Chulov ha intervistato un ex combattente dello Stato Islamico che si fa chiamare Abu Saad, ha 26 anni ed è saudita. Saad – la cui testimonianza comunque va presa con le molle, per l’impossibilità di verificarne tutti i dettagli – ha detto che sono molti gli ex combattenti che vorrebbero lasciare la Siria e tornare nei loro paesi. Diversi sauditi, europei, marocchini ed egiziani si sarebbero diretti nella provincia di Idlib e sarebbero concentrati in un’unica zona, per cercare di difendersi da eventuali attacchi dei gruppi legati ad al Qaida, che controllano l’area e che dell’ISIS sono grandi nemici (l’ISIS non è presente nella provincia di Idlib dall’inizio del 2014). Non è chiaro quanti foreign fighters abbiano finora attraversato il confine tra Siria e Turchia, ha scritto Chulov, così come non è chiaro quanti di loro siano stati uccisi durante i combattimenti degli ultimi anni.
Ci sono però alcune considerazioni da fare.
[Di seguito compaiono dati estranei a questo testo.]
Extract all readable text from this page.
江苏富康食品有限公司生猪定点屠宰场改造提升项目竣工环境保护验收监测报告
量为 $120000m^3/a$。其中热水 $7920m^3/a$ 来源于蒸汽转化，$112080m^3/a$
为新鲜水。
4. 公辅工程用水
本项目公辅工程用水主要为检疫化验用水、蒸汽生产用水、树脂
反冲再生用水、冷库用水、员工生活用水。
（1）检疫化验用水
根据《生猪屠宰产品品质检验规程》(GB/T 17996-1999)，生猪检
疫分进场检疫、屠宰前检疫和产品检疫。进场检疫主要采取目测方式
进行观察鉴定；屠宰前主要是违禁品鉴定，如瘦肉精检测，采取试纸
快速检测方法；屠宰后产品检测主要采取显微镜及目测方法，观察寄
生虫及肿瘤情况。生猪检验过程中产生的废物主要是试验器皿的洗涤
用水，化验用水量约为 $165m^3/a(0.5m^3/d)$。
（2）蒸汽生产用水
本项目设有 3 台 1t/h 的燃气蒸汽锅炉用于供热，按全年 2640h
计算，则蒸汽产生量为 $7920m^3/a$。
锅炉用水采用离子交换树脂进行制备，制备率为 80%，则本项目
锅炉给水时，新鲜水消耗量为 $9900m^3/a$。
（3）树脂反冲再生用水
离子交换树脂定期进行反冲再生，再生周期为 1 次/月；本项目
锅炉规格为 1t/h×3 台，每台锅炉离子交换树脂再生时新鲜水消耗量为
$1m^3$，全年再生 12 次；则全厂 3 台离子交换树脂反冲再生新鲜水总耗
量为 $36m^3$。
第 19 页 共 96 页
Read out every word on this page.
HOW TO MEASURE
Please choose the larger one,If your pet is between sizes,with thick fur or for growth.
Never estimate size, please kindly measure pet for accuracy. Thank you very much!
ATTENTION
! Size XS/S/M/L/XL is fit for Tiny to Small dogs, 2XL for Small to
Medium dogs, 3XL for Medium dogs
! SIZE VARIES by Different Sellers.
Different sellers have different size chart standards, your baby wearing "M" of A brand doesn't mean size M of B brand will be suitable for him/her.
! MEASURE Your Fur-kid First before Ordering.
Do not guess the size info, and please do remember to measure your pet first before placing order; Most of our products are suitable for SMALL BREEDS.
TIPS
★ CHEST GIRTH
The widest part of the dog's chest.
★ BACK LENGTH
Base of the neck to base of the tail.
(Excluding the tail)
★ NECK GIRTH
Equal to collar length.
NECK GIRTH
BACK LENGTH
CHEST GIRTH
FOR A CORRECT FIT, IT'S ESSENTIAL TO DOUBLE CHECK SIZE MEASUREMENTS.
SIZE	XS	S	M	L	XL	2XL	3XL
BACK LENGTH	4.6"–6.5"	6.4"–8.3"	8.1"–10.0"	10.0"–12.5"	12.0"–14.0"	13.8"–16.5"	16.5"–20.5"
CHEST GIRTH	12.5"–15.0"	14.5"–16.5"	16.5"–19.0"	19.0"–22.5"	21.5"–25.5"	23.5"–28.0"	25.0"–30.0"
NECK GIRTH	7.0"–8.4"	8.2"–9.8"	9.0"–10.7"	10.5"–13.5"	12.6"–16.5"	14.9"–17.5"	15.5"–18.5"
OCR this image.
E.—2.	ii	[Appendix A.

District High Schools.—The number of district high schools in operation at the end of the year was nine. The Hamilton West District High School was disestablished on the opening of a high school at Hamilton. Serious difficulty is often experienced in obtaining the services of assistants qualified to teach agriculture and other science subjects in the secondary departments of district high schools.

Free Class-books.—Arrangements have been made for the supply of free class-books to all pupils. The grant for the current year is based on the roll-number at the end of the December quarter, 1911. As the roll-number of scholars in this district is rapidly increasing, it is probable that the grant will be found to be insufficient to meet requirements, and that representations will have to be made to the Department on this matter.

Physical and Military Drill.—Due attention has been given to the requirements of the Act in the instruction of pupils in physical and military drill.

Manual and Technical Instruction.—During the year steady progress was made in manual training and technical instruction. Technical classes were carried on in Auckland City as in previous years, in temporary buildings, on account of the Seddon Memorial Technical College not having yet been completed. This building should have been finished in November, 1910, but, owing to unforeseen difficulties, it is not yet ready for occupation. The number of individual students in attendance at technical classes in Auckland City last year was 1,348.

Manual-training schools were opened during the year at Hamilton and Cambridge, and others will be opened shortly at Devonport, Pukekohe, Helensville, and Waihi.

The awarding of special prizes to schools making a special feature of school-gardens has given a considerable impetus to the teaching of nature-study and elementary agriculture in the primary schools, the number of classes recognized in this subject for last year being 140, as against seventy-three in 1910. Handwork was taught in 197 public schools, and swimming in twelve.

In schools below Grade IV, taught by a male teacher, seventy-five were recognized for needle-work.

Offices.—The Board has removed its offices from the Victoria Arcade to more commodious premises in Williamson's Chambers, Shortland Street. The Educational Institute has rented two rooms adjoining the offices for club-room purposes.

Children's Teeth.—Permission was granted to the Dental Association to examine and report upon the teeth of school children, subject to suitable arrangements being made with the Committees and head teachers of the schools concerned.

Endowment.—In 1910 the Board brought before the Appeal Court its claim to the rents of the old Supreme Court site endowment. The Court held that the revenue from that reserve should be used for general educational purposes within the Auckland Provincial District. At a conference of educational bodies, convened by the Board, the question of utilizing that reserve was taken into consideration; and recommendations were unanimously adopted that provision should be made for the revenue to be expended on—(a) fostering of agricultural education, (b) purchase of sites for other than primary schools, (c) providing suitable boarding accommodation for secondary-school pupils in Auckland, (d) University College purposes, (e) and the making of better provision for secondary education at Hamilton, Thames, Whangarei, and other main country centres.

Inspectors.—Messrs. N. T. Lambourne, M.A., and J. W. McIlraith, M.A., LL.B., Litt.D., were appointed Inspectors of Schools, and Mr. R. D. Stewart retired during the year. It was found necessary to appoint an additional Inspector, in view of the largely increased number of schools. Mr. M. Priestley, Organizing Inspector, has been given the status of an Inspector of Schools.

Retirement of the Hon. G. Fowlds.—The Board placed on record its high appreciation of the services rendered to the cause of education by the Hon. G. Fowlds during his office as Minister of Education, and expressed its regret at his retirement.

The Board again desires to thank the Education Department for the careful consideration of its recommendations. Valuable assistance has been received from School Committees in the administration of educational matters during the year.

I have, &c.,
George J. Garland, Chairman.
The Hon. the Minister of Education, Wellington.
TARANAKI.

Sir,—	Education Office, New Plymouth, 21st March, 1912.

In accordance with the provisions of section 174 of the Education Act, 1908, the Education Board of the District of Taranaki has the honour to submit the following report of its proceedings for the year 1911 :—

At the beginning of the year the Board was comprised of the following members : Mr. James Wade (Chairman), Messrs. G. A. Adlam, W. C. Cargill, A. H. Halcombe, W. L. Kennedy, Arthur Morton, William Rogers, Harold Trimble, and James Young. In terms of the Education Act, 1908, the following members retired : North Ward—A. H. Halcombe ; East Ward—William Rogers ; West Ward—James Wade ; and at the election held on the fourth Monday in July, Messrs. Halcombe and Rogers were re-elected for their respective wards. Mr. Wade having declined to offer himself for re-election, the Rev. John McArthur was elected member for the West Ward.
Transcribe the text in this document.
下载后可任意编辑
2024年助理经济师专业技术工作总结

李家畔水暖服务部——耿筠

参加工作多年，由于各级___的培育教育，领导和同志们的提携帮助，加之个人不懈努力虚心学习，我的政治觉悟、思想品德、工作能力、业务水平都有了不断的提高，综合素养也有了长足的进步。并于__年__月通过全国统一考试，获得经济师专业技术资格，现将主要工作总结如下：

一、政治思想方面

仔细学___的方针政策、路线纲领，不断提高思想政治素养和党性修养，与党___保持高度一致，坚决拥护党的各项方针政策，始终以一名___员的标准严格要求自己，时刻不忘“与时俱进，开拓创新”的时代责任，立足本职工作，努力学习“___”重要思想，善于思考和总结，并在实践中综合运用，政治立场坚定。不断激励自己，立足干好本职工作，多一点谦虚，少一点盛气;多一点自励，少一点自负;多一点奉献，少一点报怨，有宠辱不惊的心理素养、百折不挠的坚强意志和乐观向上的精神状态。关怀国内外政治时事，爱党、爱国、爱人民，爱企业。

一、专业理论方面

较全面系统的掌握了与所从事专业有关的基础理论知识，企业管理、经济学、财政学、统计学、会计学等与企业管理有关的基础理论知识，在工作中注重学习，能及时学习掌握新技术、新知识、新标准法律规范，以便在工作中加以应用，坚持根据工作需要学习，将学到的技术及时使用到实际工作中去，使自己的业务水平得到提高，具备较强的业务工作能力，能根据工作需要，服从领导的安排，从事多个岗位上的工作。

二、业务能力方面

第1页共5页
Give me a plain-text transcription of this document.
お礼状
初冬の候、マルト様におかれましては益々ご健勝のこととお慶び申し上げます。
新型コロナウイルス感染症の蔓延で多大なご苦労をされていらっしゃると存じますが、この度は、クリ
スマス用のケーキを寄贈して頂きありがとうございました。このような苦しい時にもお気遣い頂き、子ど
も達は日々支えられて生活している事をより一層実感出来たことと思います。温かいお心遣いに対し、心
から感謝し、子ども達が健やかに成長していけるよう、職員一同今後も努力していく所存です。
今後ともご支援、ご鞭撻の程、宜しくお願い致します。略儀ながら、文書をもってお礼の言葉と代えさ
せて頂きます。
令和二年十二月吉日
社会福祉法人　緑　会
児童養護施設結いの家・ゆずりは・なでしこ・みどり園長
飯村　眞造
Per prima cosa il grande esodo di ritorno dei foreign fighters europei che in molti si aspettavano finora non c’è stato, soprattutto per il tipo di guerra che si sta combattendo in Siria e in Iraq, che si potrebbe definire “senza prigionieri”. Molte delle città prima controllate dallo Stato Islamico sono state liberate tramite la tattica dell’assedio, rendendo quindi molto difficile ai combattenti del gruppo trovare una via di fuga verso l’esterno. Inoltre le agenzie di intelligence europee oggi sono molto più preparate di quanto non lo fossero due anni fa, quando ci furono gli attentati coordinati a Parigi: conoscono i nomi dei foreign fighters che si sono uniti allo Stato Islamico e nella stragrande maggioranza dei casi tengono traccia dei loro movimenti tra un confine e l’altro. Alcuni di loro, per esempio, sono stati arrestati una volta rimesso piede nel loro paese di partenza.
C’è poi un altro aspetto di cui ha scritto qualche mese fa la rivista Jane’s Intelligence Review, pubblicata dal gruppo britannico Jane’s, che si occupa di intelligence e sicurezza: molti foreign fighters si sono uniti allo Stato Islamico per ragioni specifiche, legate alla propria esperienza e che nulla avevano a che fare con la volontà di compiere attentati nei propri paesi di partenza; altri lo avevano fatto, almeno all’inizio, con l’idea di combattere Assad; altri ancora, quelli mossi da motivi religiosi, si erano spostati in Siria o in Iraq per restarci. Gli stessi governi europei non stanno facendo nulla per incentivare il ritorno dei foreign fighters nei loro paesi di partenza, e al tempo stesso stanno raccogliendo sempre più informazioni sul loro conto, grazie agli informatori che agiscono nelle aree controllate dai curdi nel nord della Siria e dell’Iraq. Come hanno dimostrato gli attentati in Catalogna del mese scorso, il pericolo terrorismo in Europa non è sempre legato ai foreign fighters di ritorno, ma spesso arriva da fenomeni di radicalizzazione di immigrati di seconda o terza generazione che non si sono mai mossi dal loro paese.